Tactically, it's clearly indicated by the downward sloping 200 day moving average and momentum maintaining its bearish range that this stock remains in a long-term downtrend. Earlier this month prices retested former support at the September lows and the 38.2% Fibonacci retracement of the 2016 decline, but are now rolling over once again. As long as we're below the September lows, the bias remains to the downside and the stock looks likely to retest its year-to-date lows of $76.


The Bottom Line

Current market conditions suggest a neutral / bearish bias is appropriate in Biotechnology stocks. The Biotech ETF looks like it will ultimately test, and fail at, support near $53 before heading back toward its year-to-date lows of $44. Vertex Pharmaceuticals is one component of this sector that looks particularly vulnerable at current levels. As discussed above, it's likely that the stock will retest its year-to-date lows of $76 if it cannot get back above the September lows.

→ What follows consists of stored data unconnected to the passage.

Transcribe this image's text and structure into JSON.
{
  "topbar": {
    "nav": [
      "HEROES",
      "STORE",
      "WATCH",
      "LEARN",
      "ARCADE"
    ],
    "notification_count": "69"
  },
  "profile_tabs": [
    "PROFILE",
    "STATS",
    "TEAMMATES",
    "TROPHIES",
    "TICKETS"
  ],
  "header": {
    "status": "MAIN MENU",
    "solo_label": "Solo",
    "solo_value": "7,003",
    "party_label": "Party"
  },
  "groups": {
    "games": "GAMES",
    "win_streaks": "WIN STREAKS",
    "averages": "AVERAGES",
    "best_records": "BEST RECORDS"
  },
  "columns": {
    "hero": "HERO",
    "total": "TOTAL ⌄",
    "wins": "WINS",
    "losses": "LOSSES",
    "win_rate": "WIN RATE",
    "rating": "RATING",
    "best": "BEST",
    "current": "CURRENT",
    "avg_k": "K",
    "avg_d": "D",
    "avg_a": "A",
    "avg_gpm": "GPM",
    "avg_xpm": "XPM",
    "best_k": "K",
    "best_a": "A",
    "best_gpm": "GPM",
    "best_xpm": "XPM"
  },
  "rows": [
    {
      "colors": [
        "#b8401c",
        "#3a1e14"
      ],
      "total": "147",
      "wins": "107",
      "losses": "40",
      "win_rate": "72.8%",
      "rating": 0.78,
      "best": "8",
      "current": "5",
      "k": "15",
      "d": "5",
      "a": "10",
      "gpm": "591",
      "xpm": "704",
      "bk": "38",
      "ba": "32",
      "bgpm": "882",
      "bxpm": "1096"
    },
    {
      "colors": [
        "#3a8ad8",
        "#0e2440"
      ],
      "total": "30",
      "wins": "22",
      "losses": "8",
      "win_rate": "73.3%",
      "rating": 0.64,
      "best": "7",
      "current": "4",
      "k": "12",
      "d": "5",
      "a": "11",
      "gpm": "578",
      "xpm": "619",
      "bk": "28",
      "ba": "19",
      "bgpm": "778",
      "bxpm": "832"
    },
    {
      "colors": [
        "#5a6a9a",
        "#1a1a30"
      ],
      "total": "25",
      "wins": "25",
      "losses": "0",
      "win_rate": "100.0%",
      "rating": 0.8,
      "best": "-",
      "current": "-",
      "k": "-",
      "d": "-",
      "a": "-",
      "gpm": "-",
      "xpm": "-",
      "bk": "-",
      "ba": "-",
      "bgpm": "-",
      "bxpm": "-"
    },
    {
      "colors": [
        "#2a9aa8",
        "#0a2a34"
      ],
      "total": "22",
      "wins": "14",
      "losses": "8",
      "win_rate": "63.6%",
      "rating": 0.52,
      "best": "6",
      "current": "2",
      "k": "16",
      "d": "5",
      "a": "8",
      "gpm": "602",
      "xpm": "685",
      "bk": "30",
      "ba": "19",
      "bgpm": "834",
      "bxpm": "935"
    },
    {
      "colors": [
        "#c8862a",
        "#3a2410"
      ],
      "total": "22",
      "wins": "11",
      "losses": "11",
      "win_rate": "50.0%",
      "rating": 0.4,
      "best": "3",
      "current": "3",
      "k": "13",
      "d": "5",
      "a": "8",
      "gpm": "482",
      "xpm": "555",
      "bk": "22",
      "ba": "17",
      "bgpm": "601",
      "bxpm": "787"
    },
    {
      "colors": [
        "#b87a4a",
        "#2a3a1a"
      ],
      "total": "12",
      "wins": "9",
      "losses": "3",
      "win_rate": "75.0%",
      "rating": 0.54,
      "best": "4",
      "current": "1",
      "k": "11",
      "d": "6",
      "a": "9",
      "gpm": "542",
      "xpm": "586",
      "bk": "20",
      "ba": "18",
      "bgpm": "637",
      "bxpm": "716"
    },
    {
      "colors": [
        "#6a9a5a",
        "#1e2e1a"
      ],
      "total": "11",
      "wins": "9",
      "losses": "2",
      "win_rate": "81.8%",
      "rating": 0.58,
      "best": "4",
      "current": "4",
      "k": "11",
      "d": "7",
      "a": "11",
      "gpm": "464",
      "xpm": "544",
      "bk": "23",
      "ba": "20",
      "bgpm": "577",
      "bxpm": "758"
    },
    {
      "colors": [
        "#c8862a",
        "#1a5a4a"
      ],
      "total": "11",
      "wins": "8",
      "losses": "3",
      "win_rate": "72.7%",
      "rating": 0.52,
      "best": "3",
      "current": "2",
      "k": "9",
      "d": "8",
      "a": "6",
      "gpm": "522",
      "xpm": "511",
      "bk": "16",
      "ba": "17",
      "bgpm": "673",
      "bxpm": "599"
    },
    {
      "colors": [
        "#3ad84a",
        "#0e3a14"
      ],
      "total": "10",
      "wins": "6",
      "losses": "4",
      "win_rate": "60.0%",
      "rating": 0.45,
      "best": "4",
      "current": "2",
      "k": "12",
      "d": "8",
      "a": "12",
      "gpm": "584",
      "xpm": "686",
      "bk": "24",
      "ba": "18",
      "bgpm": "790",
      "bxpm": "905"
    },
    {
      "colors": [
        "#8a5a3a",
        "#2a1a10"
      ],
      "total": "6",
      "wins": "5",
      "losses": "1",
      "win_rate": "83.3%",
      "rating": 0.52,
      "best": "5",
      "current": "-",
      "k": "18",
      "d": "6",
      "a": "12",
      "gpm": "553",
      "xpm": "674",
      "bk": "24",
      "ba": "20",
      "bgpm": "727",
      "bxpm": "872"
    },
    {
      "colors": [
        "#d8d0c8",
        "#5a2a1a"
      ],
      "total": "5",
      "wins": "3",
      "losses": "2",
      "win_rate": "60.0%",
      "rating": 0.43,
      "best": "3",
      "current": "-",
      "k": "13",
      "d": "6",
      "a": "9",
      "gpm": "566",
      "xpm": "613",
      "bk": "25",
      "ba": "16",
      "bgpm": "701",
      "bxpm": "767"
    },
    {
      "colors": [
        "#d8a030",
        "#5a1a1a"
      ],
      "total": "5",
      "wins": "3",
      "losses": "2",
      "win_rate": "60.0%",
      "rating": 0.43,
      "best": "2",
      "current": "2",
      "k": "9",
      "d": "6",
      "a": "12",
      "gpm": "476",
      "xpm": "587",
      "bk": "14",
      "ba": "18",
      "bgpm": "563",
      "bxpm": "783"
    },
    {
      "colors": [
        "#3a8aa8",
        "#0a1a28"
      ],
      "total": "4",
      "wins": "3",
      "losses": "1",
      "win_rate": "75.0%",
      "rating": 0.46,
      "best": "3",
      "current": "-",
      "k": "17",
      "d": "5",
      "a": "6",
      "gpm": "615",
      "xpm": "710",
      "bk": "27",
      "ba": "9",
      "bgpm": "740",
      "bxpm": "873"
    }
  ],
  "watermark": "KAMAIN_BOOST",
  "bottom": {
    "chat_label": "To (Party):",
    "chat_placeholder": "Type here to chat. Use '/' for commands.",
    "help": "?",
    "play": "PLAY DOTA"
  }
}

Whether you're trading this particular thesis through the XBI sector ETF or one of the many individual components that are breaking down, I think the risk/reward favors the bears at current levels. If you're going express this theme through an individual component like VRX, remember to identify any upcoming earnings announcements or events that could make it difficult to define your risk in the trade, that way you can adjust your position accordingly.

A bullish development for both XBI and VRX would be additional consolidation at current levels to work through the overhead supply in a healthy manner, while also allowing their 200 day moving averages to begin flattening out. I think this is the lower probability outcome, but I am remaining open-minded and will adjust my thesis as the weight of the evidence changes.